How Does Residency Affect True Parties of Interest and Financiers?
Initiative 502 and the rules adopted by the Washington State Liquor Control Board (WAC 314-55-020) require that all applicants applying for a marijuana license must have resided in Washington for at least three months prior to the application for a marijuana license.
Since true parties of interest (investors that have an equity interest in the business or financiers that have the right to receive a percentage of the gross or net profit from the business) are treated as applicants, it is necessary that they have resided in Washington for at least three months prior to the application. Not three months before they are added as a member of your LLC, or before they became shareholders in your corporation, or before you sign a financing agreement that entitles them to a percentage of profits from your business.
It means three months before you submitted your application in November or December of 2013.
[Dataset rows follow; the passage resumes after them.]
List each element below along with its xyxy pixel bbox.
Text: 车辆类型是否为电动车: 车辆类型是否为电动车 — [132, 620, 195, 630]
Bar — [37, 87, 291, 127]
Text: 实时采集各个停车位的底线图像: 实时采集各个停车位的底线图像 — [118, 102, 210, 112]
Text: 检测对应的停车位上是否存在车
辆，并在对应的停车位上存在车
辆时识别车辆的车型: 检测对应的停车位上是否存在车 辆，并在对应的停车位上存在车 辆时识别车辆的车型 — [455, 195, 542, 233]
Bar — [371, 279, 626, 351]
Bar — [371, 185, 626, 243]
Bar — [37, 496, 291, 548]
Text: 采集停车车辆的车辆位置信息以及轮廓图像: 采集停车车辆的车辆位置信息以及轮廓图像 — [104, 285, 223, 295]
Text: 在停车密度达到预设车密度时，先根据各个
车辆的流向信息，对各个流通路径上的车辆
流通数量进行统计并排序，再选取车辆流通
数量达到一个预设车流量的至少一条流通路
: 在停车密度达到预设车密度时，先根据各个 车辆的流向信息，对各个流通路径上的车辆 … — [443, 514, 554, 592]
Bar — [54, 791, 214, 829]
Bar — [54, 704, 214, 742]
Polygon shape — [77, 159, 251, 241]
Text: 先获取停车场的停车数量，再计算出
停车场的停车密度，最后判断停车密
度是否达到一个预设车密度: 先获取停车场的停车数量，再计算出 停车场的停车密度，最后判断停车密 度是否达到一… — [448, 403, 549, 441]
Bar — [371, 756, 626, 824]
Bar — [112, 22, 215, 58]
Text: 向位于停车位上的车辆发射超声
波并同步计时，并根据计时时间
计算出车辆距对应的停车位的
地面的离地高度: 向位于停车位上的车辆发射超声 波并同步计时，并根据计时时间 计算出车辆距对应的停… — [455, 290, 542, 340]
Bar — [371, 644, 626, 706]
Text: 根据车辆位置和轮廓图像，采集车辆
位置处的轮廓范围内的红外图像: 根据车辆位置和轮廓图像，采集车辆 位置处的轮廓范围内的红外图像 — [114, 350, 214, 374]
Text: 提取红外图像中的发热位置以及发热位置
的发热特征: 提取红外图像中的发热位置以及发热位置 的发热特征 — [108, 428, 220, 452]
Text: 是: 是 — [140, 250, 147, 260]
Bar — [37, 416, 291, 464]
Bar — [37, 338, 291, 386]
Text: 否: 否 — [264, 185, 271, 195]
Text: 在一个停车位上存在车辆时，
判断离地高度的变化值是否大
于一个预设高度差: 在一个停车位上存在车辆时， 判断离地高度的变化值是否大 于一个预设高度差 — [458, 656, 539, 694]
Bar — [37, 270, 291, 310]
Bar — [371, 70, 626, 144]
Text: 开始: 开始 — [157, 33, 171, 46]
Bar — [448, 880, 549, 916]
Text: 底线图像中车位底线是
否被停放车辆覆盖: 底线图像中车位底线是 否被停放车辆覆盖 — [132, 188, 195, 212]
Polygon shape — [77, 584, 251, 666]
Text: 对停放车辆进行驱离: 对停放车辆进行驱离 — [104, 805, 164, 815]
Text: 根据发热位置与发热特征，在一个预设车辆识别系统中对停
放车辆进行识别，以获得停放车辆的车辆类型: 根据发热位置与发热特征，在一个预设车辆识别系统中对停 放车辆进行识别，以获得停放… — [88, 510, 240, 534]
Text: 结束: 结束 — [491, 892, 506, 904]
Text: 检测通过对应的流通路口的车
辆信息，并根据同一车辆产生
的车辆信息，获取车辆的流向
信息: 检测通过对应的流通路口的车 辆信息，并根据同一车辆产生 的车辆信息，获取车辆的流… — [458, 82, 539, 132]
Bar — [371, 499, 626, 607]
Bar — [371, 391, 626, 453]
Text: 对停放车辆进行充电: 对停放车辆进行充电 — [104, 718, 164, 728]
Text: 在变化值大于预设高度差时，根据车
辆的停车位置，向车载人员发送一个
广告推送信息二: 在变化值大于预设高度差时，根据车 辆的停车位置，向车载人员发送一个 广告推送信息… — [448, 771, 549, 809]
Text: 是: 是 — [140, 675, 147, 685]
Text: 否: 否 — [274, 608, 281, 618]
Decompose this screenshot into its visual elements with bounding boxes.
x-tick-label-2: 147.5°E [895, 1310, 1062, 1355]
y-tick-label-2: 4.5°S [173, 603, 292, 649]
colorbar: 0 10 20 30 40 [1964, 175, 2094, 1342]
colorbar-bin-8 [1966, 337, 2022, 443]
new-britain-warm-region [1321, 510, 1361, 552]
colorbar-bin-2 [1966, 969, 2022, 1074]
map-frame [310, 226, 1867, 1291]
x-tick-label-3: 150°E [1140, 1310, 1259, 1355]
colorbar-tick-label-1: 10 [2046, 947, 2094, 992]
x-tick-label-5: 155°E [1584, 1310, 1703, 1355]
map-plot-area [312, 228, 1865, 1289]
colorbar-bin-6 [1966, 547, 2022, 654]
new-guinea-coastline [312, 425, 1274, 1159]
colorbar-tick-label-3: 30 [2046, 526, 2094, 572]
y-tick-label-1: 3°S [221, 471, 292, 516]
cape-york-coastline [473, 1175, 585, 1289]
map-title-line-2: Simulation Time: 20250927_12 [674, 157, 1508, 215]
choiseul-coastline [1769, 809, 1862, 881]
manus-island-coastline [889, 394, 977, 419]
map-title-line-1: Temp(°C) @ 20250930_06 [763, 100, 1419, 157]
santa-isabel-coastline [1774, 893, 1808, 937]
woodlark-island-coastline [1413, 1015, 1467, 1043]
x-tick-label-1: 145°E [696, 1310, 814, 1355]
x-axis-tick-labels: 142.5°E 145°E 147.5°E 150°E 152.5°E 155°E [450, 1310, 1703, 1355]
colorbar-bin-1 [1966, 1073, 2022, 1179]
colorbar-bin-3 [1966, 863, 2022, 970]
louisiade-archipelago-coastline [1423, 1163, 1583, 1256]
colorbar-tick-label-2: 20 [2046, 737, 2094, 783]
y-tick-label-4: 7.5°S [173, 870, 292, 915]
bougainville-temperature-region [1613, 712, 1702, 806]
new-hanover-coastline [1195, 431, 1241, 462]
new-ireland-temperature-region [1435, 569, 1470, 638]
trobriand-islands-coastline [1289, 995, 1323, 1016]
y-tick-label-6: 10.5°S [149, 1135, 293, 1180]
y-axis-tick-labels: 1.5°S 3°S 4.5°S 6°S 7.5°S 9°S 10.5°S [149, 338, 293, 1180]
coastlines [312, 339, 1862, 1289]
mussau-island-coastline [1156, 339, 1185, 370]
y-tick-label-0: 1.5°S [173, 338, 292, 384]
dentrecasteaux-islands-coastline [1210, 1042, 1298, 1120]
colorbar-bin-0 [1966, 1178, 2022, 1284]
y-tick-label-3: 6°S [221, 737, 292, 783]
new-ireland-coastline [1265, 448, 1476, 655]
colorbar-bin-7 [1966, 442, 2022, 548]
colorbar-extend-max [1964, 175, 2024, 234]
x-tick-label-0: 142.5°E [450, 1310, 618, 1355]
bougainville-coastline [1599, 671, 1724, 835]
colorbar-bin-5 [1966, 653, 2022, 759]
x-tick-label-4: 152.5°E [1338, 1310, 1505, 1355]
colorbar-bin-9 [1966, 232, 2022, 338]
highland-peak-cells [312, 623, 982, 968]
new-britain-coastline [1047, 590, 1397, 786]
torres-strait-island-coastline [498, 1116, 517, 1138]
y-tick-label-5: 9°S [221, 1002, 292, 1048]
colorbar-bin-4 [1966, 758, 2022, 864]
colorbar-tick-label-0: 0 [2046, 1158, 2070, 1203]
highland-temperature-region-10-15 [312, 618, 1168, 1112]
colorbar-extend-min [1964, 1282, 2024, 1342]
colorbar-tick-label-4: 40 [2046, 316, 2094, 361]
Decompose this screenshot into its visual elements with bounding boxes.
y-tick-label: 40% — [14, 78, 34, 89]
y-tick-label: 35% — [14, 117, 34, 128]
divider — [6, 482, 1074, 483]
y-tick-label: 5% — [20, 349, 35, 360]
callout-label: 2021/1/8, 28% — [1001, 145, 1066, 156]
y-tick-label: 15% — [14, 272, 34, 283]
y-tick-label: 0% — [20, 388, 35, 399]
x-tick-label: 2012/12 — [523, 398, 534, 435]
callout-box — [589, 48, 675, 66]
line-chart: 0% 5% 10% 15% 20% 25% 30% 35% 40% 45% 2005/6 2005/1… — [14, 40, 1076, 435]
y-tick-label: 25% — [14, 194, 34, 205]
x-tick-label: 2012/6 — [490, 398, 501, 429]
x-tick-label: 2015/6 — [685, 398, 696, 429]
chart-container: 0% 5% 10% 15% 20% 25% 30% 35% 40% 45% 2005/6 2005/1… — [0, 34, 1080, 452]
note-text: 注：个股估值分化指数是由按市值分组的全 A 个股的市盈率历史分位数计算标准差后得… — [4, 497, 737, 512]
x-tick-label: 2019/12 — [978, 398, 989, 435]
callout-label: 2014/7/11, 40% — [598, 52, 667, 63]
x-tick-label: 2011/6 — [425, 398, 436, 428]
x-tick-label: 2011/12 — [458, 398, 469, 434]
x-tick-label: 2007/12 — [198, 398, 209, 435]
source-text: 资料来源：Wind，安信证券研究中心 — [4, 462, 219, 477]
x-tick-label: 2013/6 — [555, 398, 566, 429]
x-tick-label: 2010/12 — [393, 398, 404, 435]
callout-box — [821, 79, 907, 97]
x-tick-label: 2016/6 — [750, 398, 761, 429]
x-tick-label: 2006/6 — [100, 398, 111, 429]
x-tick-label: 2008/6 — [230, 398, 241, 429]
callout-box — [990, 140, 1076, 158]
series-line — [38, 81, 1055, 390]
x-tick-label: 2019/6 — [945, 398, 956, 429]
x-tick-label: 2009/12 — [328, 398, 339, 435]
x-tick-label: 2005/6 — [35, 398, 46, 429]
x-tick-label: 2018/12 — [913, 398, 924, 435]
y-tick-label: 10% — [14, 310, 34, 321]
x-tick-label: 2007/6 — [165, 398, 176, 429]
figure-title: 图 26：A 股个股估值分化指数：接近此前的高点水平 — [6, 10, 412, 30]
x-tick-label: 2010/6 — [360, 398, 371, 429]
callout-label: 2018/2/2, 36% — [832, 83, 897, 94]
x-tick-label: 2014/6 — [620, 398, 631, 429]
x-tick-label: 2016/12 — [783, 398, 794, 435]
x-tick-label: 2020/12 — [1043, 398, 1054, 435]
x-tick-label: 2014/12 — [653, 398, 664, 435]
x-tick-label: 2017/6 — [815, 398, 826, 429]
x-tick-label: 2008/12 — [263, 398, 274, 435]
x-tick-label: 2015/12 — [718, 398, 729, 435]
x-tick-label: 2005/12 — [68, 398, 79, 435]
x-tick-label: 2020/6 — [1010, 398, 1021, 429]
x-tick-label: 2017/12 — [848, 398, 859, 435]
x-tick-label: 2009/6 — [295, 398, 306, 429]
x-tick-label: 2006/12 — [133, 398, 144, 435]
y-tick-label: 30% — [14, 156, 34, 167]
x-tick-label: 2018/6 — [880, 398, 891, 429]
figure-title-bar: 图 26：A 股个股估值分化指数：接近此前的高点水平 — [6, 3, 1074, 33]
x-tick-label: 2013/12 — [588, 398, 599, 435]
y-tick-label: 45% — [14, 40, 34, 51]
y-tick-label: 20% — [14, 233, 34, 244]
This also means that your brother or cousin or friend that moves to Washington sometime in 2014, with the intent of becoming a member of your LLC, or a partner with you in your marijuana business, may run into trouble because (as a true party of interest) they didn’t reside in Washington for three months prior to the date of your application.
On the other hand, a financier who only provides money as a gift or loans money does not appear to have the same residency requirement as a true party of interest.
While they still have to be residents of Washington, it does not appear that they need to have resided in the state for three months prior to the time of the application.
That means that a financier could establish residency after the date of the application and still gift or loan money, as long as the financier didn’t cross the line and become a true party of interest.
A word About Spouses
The Liquor Control Board considers the spouse of any true party of interest as a true party of interest in their own right. So if your investor has a spouse who is uncomfortable, unwilling or unable to comply with the residency requirements, criminal background history or financial disclosures required as part of the license application process, this is going to cause you problems with your application. Make sure you consider spouses when looking at potential investors.
David Kerr is of counsel with Fifth Avenue Law Group in Seattle.